While strength is obviously a great thing to have going down the mountain, it is also important to be able to stay athletic with dynamic movement. Lateral hops are a great way to build balance, quickness, and stability so that you can stay upright instead of falling down the mountain. There are plenty of variations for lateral hops but we are going to focus on the single leg lateral bound here. To perform this exercise,

  • Stand on your right foot. You’re going to be jumping straight to your left. You are going to want to start in a good, athletic position with your knee bent and your foot kicked out in front of you about six inches. You may find that keeping your balance is difficult standing in mild squat with your foot out in front of you. This is a sign of glute weakness. But that’s okay! We’re working to improve.
  • From this position, bound to your left. We aren’t going for height here; it’s about distance. Bouncing out as far as you can to your left, you’ll land on your left foot. Don’t let your right foot touch the ground! We are trying to work so that our body can stabilize the force of landing more deftly. Create a soft, one-footed landing sinking your hips back so that your buttocks are engaged in your stuck landing.
  • Once you feel you have mastered stabilizing one hop at a time, you can try to do three hops at a time. Left, right, left. Now you’re on your left foot. Right, left, right. Now you’re on your right foot. And so on. You’ll start to realize you’re now creating skiing movements, so how could this not be one of the best exercises for skiing?

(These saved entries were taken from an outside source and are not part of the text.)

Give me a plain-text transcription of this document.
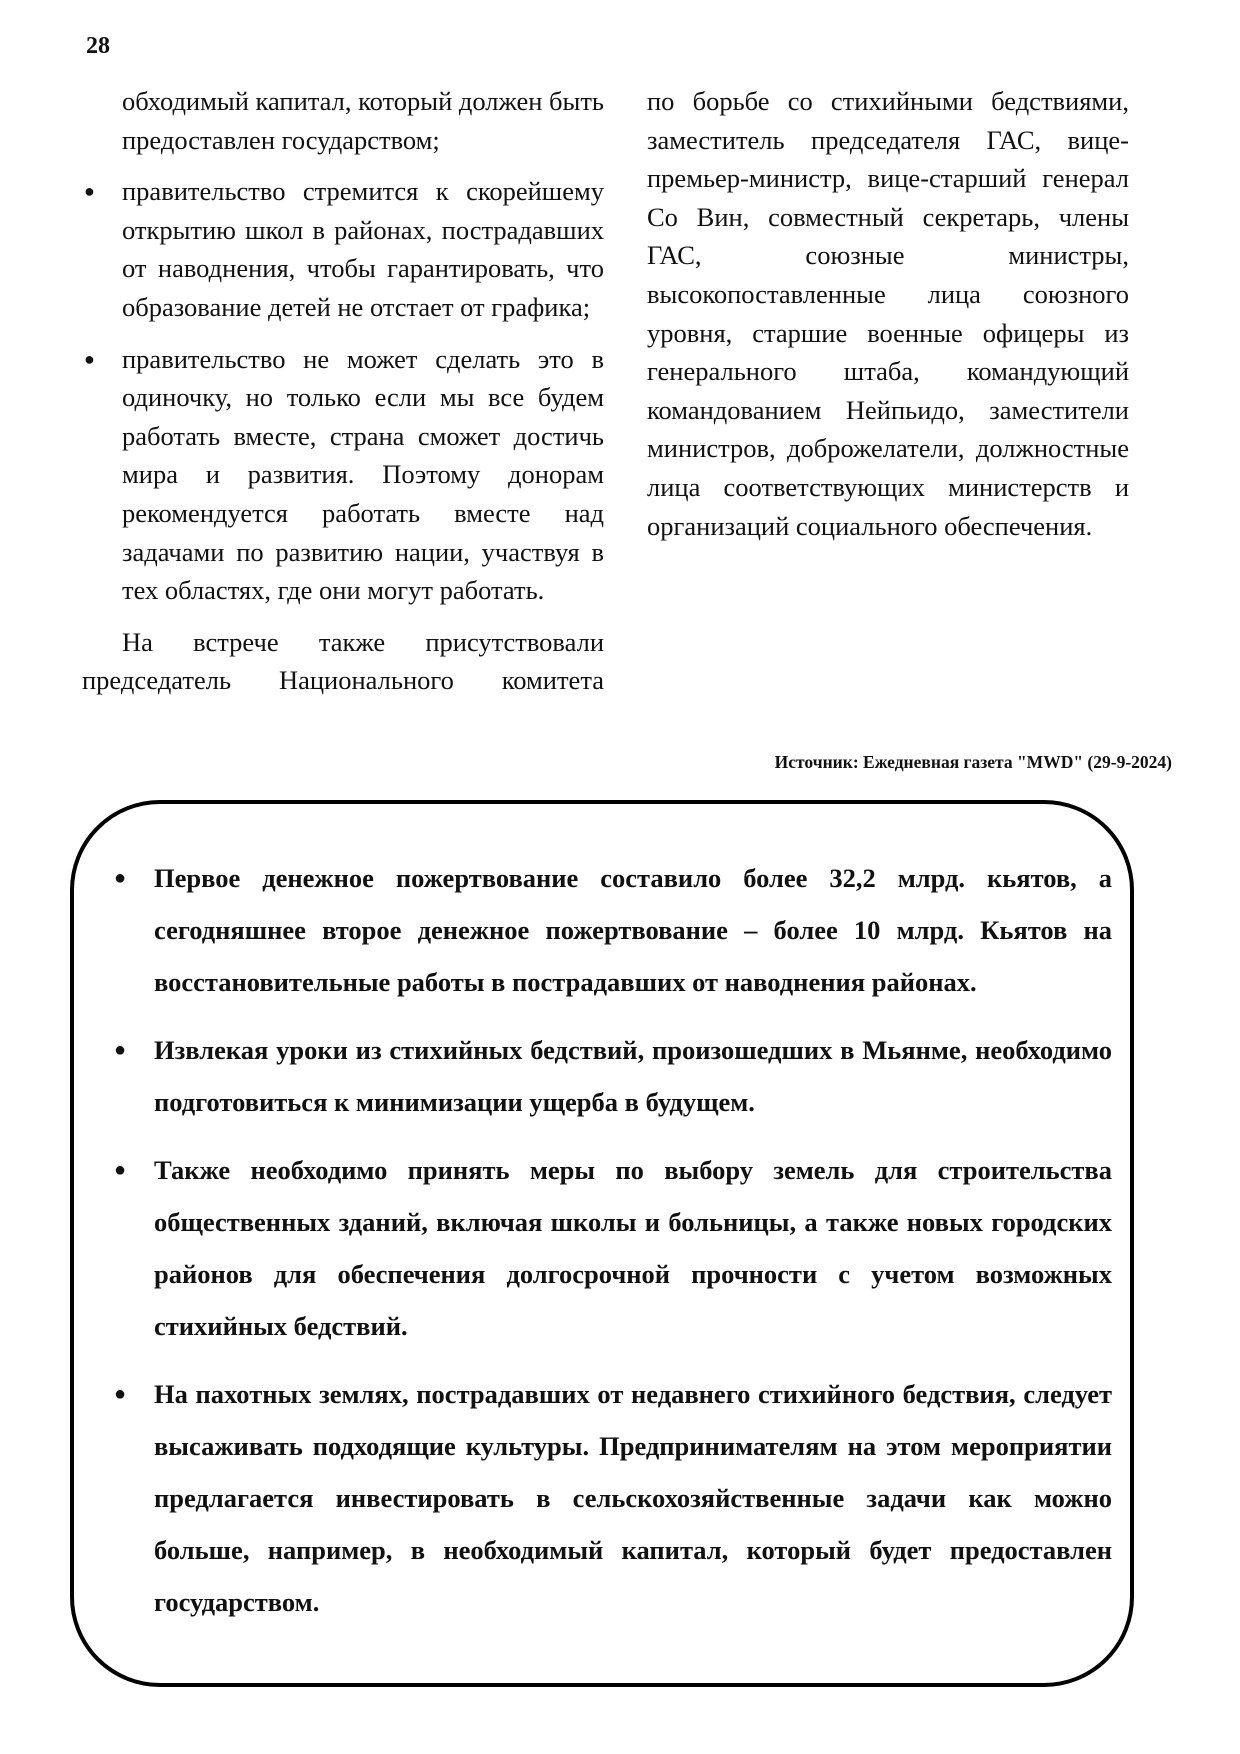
28

обходимый капитал, который должен быть предоставлен государством;

● правительство стремится к скорейшему открытию школ в районах, пострадавших от наводнения, чтобы гарантировать, что образование детей не отстает от графика;
● правительство не может сделать это в одиночку, но только если мы все будем работать вместе, страна сможет достичь мира и развития. Поэтому донорам рекомендуется работать вместе над задачами по развитию нации, участвуя в тех областях, где они могут работать.

На встрече также присутствовали председатель Национального комитета

по борьбе со стихийными бедствиями, заместитель председателя ГАС, вице-премьер-министр, вице-старший генерал Со Вин, совместный секретарь, члены ГАС, союзные министры, высокопоставленные лица союзного уровня, старшие военные офицеры из генерального штаба, командующий командованием Нейпьидо, заместители министров, доброжелатели, должностные лица соответствующих министерств и организаций социального обеспечения.

Источник: Ежедневная газета "MWD" (29-9-2024)
● Первое денежное пожертвование составило более 32,2 млрд. кьятов, а сегодняшнее второе денежное пожертвование – более 10 млрд. Кьятов на восстановительные работы в пострадавших от наводнения районах.
● Извлекая уроки из стихийных бедствий, произошедших в Мьянме, необходимо подготовиться к минимизации ущерба в будущем.
● Также необходимо принять меры по выбору земель для строительства общественных зданий, включая школы и больницы, а также новых городских районов для обеспечения долгосрочной прочности с учетом возможных стихийных бедствий.
● На пахотных землях, пострадавших от недавнего стихийного бедствия, следует высаживать подходящие культуры. Предпринимателям на этом мероприятии предлагается инвестировать в сельскохозяйственные задачи как можно больше, например, в необходимый капитал, который будет предоставлен государством.
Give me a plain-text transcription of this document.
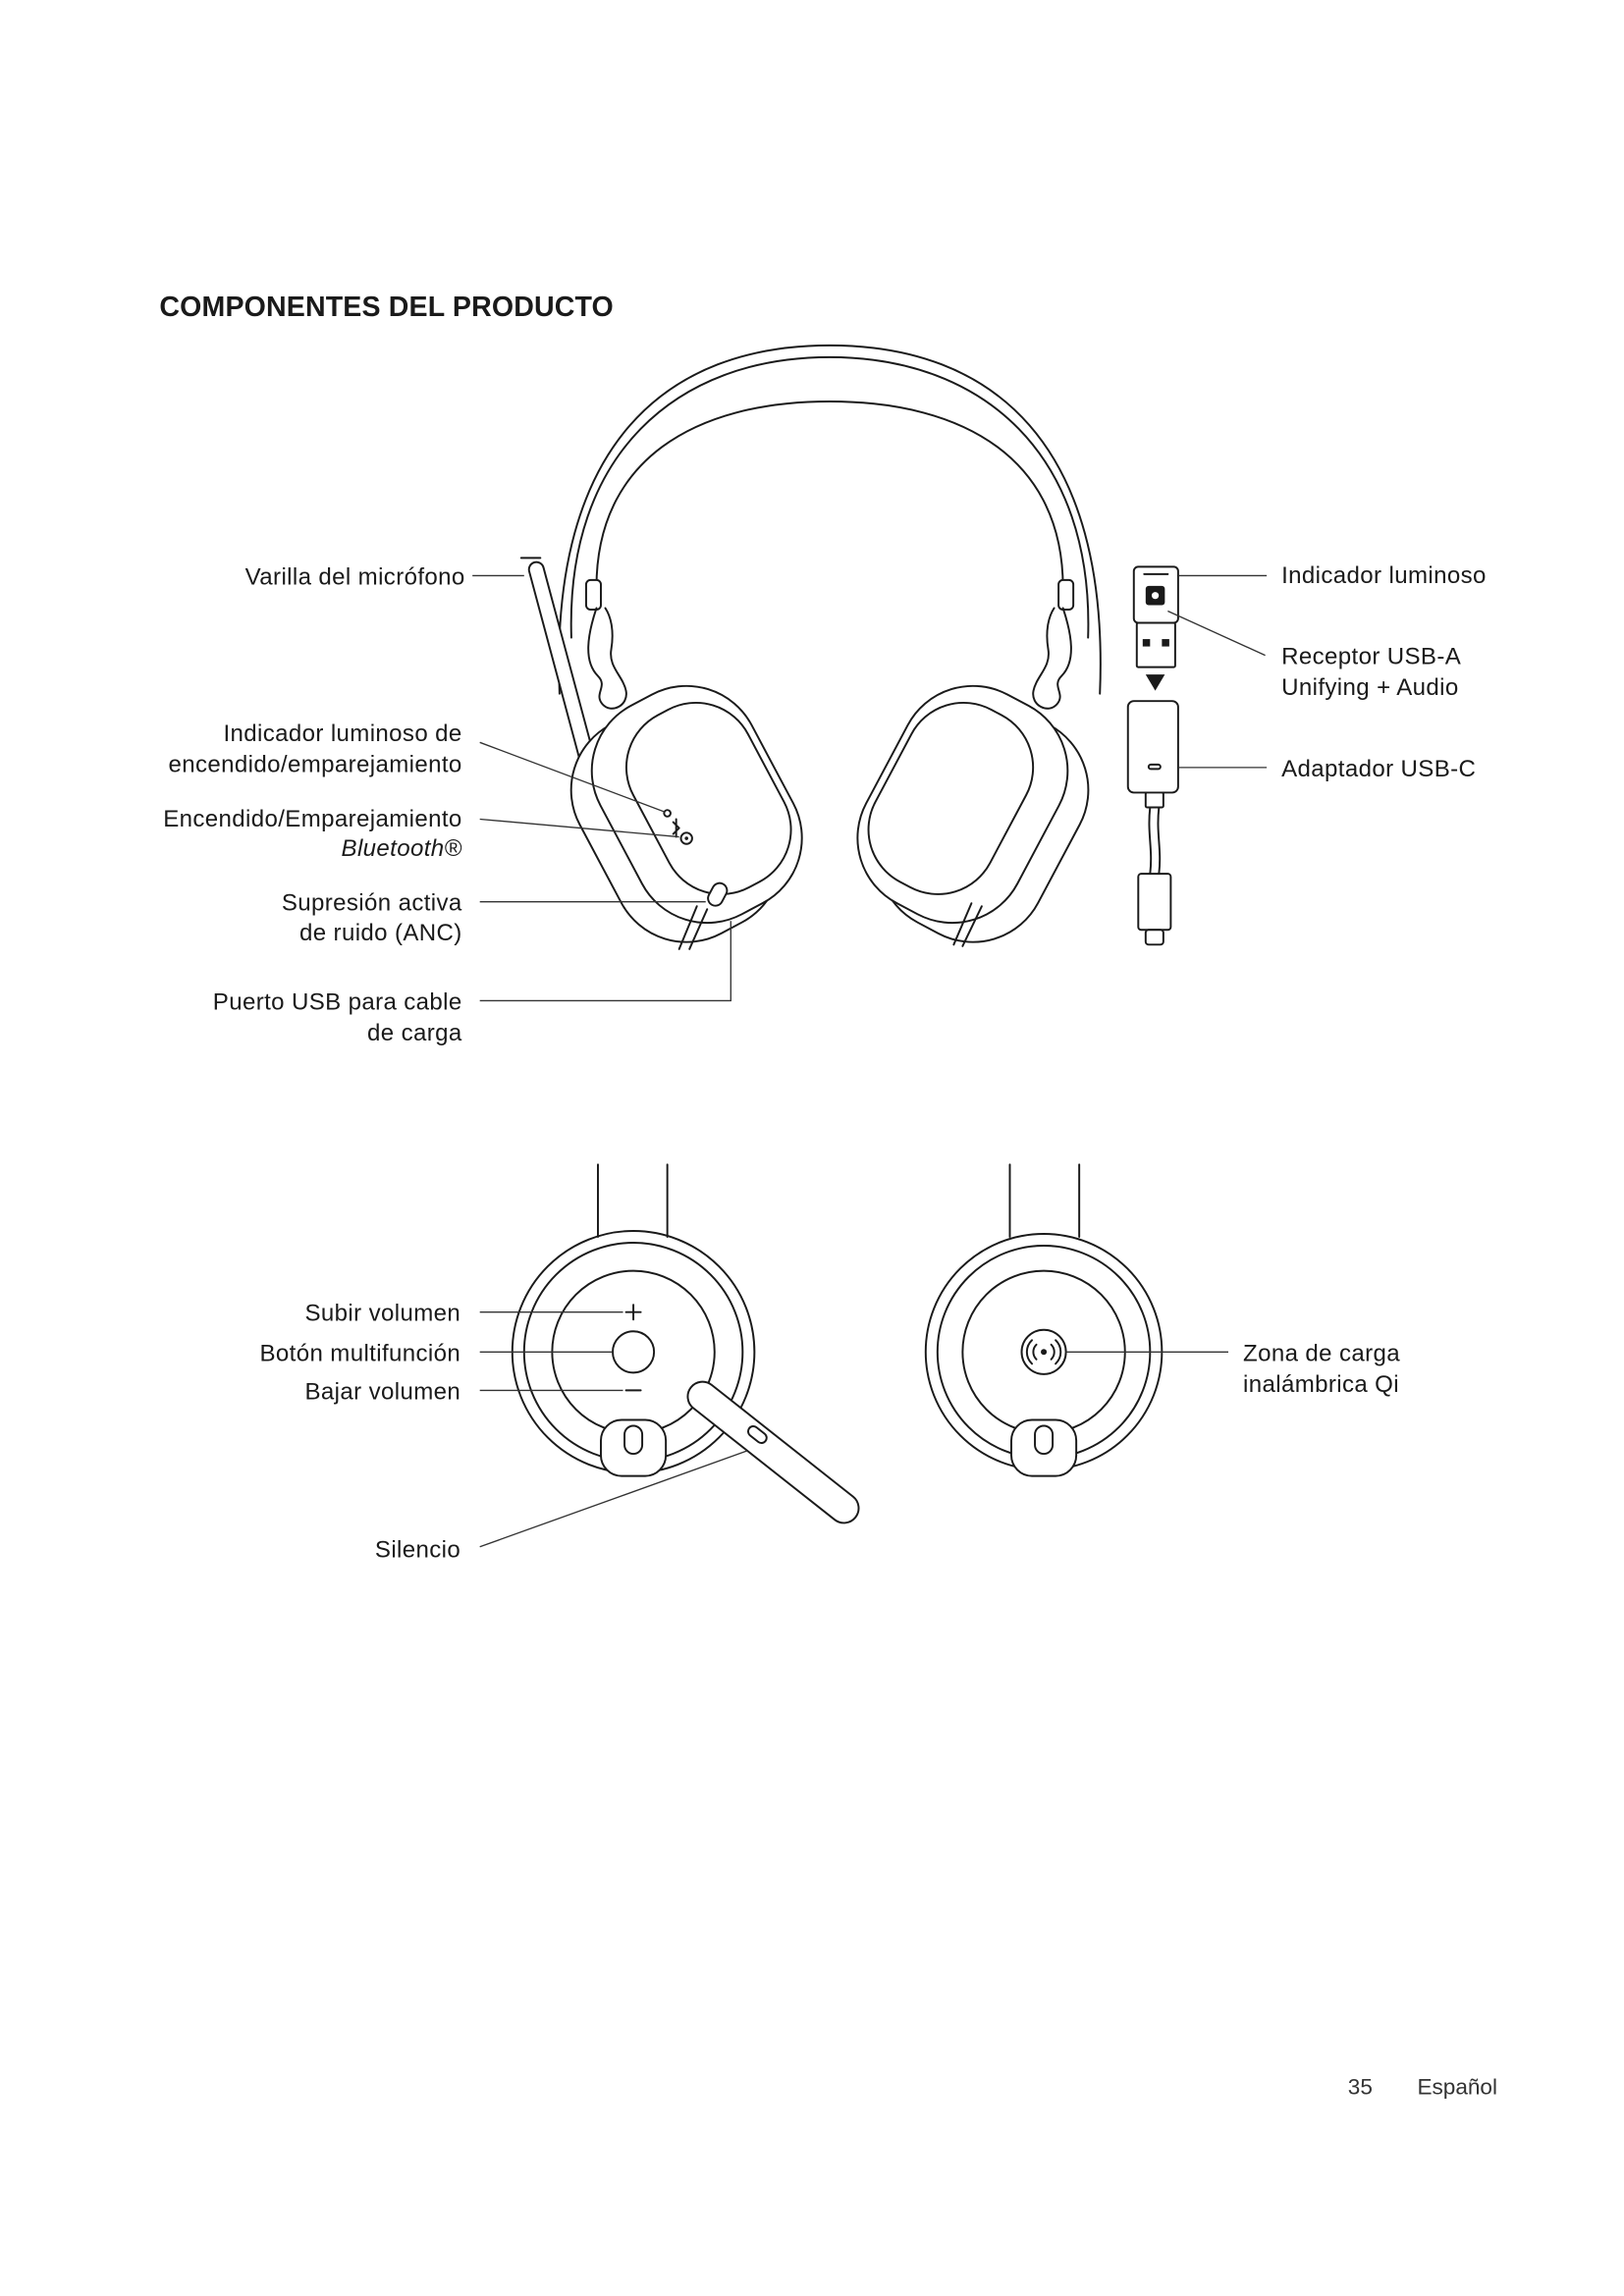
COMPONENTES DEL PRODUCTO
Varilla del micrófono
Indicador luminoso de
encendido/emparejamiento
Encendido/Emparejamiento
Bluetooth®
Supresión activa
de ruido (ANC)
Puerto USB para cable
de carga
Indicador luminoso
Receptor USB-A
Unifying + Audio
Adaptador USB-C
Subir volumen
Botón multifunción
Bajar volumen
Silencio
Zona de carga
inalámbrica Qi
35	Español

See how to preform the lateral hop

Bonus Work: Rowing

Yes, rowing. I know you thought you were preparing to ski so what does rowing have to do with anything? Well, rowing is a full body workout that engages everything you will need to ski. Legs, core, shoulders, and arms. It’s also an amazing cardiovascular workout. What’s the use in creating strength if you are too out of breath to function? So, if you want to add in a little cross training: consider rowing as one of the best exercises for skiing.

Wrap Up

While we aren’t a fitness website, we do want to make sure that you have the best of times out on the mountain. Hopefully, with these workouts in mind, you’ll be able to create a routine to prepare you for crushing the powder and bouncing between the slaloms like you never have before. Some of the best exercises for skiing are also simply great for overall fitness while some are perfect for building athleticism specific to skiing. There are many more workouts that you can find to perfect your skiing techniques but these are some of the best exercises for skiing that you’ll find to prepare for your next trip.